Skip to main content

Evaluating a System — The Four Golden Signals + Capacity

Assess system health by measuring the four golden signals: latency, traffic, errors, saturation — then add capacity headroom and operational burden.

When to use

  • Quarterly architecture reviews
  • Pre-migration assessment
  • Incident retrospectives to baseline system state

Tradeoffs

  • Metrics without context (baseline, trends, seasonality) are misleading
  • Capacity planning requires understanding traffic growth curves, not just current state

// Prometheus queries for the four golden signals

// Latency — p99 request duration
// histogram_quantile(0.99, rate(http_request_duration_seconds_bucket[5m]))

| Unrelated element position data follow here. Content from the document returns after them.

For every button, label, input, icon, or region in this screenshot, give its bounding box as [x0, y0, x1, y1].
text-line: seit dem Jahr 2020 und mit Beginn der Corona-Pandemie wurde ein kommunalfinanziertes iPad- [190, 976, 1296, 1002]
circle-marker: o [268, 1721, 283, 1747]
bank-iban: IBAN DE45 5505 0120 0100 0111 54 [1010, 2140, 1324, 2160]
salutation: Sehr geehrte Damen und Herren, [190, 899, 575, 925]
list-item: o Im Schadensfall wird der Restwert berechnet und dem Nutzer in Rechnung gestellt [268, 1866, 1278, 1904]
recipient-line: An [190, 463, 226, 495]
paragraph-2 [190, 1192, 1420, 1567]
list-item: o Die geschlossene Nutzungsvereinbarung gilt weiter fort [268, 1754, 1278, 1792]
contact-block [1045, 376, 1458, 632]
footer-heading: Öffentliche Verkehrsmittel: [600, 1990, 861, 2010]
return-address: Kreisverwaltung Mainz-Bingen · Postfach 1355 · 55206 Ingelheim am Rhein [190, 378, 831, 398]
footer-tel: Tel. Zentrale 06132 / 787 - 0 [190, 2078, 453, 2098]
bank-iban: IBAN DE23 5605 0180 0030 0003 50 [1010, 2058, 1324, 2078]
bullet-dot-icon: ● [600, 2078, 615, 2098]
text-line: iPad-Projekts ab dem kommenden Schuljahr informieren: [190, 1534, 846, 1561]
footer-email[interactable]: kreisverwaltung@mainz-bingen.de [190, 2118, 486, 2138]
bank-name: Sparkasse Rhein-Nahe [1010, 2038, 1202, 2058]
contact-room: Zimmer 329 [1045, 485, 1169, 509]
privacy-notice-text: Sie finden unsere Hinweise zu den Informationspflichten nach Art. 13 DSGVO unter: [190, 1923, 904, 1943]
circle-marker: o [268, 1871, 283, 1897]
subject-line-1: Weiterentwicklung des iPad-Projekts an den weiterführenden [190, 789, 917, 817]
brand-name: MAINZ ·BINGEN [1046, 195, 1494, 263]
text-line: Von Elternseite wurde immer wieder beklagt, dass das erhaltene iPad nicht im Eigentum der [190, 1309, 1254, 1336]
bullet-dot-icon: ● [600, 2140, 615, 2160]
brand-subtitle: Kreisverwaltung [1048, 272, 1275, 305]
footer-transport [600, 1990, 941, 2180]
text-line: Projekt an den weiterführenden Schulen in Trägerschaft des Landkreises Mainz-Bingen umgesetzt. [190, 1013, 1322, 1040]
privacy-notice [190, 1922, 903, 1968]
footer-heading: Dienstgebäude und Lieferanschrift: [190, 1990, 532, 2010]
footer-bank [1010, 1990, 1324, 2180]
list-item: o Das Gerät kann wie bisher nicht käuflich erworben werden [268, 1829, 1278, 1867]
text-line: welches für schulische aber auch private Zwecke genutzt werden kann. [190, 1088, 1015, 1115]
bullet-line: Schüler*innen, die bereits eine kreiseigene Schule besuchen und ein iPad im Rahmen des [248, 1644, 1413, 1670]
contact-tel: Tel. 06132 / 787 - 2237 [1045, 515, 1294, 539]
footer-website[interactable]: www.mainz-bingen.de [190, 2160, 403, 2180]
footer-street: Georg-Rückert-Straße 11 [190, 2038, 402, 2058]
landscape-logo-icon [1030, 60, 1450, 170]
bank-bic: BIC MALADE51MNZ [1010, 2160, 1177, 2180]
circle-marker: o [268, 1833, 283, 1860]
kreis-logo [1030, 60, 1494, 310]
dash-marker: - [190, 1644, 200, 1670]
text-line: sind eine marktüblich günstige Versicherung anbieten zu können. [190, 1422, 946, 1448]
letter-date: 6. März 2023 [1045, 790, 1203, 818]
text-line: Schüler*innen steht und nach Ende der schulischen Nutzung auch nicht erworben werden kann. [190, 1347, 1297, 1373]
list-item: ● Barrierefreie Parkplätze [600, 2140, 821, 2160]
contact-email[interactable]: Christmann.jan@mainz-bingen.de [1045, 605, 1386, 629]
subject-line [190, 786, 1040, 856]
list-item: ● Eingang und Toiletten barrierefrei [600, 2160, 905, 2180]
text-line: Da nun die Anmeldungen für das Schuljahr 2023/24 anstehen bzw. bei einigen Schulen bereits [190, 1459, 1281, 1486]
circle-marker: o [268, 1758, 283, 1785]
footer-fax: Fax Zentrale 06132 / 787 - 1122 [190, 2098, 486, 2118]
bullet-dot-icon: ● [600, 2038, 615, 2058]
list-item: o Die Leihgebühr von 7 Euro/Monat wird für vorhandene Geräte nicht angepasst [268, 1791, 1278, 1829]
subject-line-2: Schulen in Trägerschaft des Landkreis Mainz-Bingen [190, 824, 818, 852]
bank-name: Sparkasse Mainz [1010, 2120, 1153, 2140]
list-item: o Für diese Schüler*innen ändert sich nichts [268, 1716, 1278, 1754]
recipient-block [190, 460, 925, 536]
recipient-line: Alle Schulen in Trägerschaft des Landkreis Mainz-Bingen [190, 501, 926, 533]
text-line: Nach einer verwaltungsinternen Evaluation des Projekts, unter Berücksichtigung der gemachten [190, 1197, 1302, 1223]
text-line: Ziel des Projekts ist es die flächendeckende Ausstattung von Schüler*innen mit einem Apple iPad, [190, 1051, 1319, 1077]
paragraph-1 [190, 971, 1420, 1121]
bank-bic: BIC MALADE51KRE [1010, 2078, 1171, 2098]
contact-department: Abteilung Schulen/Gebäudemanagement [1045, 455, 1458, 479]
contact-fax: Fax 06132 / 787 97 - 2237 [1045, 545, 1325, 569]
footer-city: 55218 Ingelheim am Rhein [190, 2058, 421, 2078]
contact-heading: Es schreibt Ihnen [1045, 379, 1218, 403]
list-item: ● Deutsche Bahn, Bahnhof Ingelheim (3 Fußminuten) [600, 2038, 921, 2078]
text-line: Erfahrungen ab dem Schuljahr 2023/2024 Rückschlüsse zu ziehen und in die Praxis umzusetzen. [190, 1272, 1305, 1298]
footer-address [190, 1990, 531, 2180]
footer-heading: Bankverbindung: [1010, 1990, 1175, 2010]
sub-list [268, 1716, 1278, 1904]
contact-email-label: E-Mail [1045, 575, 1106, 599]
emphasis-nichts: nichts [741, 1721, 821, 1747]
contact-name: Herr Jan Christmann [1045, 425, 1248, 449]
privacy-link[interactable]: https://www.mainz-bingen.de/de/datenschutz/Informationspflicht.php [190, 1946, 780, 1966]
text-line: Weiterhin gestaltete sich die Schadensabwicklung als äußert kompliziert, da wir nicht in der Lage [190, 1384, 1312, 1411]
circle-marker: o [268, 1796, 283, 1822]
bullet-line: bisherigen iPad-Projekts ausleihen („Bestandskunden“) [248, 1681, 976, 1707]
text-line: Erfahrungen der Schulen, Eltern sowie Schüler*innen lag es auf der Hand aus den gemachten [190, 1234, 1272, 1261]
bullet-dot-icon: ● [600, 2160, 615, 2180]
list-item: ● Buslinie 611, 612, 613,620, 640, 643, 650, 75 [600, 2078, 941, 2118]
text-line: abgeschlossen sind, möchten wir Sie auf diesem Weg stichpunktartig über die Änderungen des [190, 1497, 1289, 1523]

// Traffic — requests per second
// rate(http_requests_total[5m])

// Errors — error rate
// rate(http_requests_total{status=~"5.."}[5m])
// / rate(http_requests_total[5m])

// Saturation — CPU utilization
// 1 - avg(rate(node_cpu_seconds_total{mode="idle"}[5m]))

// Capacity headroom — memory available vs total
// node_memory_MemAvailable_bytes / node_memory_MemTotal_bytes

func goldenSignalAlert(p99Ms, errorRate, cpuUtil float64) string {
if p99Ms > 1000 || errorRate > 0.01 || cpuUtil > 0.80 {
return "degraded"
}
return "healthy"
}

Gotcha: A system with 99.9% success rate sounds great — until you realize that's 1,000 errors/hour at 1M RPM. Always contextualize percentages with absolute numbers.